As we move ahead through the first decade of the 21st Century, it is proposed to organize the CRE XI conference in Bilbao, Spain focusing on "Green Chemical Reactor Engineering". Plenary lectures will specifically reflect these challenges, visions and opportunities in green chemical reactor engineering. At least four plenary lectures of 60 minute duration each will be coordinated as part of the Technical Program, selected to reflect the specific Conference Themes:
Theme I: Green Chemistry and Environmental Reaction Engineering.
- Theme II: Fuel cells. Operation and feed pretreatment technologies.
- Theme III: Multifunctional-Microstructured Reaction Engineering.
- Theme IV: Novel Experimental Reactors and Sensor Technologies.
- Theme V: Nanochemical Reaction Engineering. Synthesis of Nanotubes
- Theme VI: Molecular Modeling in Chemical Reaction Engineering
- Theme VII: Reactor Engineering for Biomass Conversion.

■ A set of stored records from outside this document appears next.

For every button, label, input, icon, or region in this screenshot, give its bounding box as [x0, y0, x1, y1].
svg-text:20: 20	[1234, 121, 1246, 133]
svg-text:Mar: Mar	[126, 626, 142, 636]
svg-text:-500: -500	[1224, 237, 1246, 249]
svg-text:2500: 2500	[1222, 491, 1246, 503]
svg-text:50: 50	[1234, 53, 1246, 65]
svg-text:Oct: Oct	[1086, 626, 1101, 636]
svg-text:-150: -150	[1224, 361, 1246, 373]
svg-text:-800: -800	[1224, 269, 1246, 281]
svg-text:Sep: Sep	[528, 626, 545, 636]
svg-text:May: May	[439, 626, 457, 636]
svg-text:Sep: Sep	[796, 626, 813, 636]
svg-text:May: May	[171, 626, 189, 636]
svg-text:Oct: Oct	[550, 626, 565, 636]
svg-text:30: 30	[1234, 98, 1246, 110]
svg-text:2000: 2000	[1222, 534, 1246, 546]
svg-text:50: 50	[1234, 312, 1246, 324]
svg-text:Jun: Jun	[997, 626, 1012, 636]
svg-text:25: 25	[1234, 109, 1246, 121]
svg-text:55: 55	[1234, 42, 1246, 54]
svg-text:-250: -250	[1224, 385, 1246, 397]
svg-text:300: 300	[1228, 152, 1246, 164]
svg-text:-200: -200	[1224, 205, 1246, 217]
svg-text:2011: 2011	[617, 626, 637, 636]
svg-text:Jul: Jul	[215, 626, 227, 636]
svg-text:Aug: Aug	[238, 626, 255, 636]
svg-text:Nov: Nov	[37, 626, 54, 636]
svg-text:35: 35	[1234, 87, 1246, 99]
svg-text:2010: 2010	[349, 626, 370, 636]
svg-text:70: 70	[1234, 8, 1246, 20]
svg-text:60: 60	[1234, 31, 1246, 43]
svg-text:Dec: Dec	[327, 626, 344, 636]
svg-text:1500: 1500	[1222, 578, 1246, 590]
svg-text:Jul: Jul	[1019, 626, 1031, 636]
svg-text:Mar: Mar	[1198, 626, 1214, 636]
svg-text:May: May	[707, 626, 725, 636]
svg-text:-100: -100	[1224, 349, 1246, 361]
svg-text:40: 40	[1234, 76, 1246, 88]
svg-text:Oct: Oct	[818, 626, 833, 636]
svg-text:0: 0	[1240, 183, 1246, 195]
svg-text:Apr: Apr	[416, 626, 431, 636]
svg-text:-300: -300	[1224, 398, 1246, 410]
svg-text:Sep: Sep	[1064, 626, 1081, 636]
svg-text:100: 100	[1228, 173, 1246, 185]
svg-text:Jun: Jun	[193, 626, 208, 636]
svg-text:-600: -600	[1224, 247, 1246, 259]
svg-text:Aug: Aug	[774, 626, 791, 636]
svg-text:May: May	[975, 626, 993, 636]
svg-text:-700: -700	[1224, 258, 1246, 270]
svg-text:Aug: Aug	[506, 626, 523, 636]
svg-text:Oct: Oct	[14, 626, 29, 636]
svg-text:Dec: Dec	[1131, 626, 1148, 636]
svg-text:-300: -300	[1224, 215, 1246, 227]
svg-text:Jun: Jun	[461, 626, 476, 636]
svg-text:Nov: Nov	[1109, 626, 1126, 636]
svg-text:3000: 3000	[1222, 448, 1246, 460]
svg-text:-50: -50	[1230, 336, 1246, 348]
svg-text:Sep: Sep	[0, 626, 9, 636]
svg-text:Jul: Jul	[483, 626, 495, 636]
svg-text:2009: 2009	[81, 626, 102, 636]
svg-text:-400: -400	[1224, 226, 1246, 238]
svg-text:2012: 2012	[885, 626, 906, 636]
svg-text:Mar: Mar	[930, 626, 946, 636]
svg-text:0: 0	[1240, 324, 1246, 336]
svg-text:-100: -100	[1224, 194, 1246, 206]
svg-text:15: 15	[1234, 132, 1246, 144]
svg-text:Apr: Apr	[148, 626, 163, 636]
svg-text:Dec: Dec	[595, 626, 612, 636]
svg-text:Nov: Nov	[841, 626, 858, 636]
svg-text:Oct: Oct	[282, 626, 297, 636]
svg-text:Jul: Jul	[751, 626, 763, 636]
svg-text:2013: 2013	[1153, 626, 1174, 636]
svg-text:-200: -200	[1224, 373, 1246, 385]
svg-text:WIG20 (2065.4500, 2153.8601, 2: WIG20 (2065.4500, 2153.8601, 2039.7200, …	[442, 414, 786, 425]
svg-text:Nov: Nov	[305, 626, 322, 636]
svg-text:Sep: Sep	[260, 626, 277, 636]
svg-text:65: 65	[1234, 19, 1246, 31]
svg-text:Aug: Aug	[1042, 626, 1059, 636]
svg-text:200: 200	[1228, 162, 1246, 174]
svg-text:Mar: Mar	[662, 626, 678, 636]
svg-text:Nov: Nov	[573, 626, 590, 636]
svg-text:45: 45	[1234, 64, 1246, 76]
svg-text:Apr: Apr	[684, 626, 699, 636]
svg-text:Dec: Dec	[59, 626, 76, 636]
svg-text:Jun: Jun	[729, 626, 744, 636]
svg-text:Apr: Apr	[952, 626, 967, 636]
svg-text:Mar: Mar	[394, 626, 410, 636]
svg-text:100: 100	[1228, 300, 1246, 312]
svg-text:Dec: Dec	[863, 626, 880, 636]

The several plenary lectures planned for "CRE XI: Chemical Reactor Engineering Meeting The Challenges For New Technology" Conference of the ECI will be accompanied by short presentations of a significant number of refereed papers (5-10 min), combined with poster display of these presentations and plenary sessions for poster paper discussion. Papers will be refereed and selected on the basis of extended abstracts (250 words). There will also be workshops and other technical activities that will enhance and enrich the technical program.
Oral and Poster Presentations
The oral presentations will consist of both plenary lectures and short presentations of refereed papers. Each short presentation of refereed papers (5-10 min) will also be combined with a poster display of the presentation, and, in addition, there will be a number of sessions for poster papers only. Papers for plenary lectures, oral/poster combination, and poster-only will all be refereed and selected on the basis of extended abstracts (250 words). There will also be workshops and other technical activities that will enhance and enrich the technical program.
The oral /poster combined sessions will therefore represent a significant part of the conference program, since they offer the unique opportunity for focusing on specific topics of interest and expanding beyond the limitations of the conventional oral presentations by allowing very active participation and interaction among the participating industry, government and university representatives.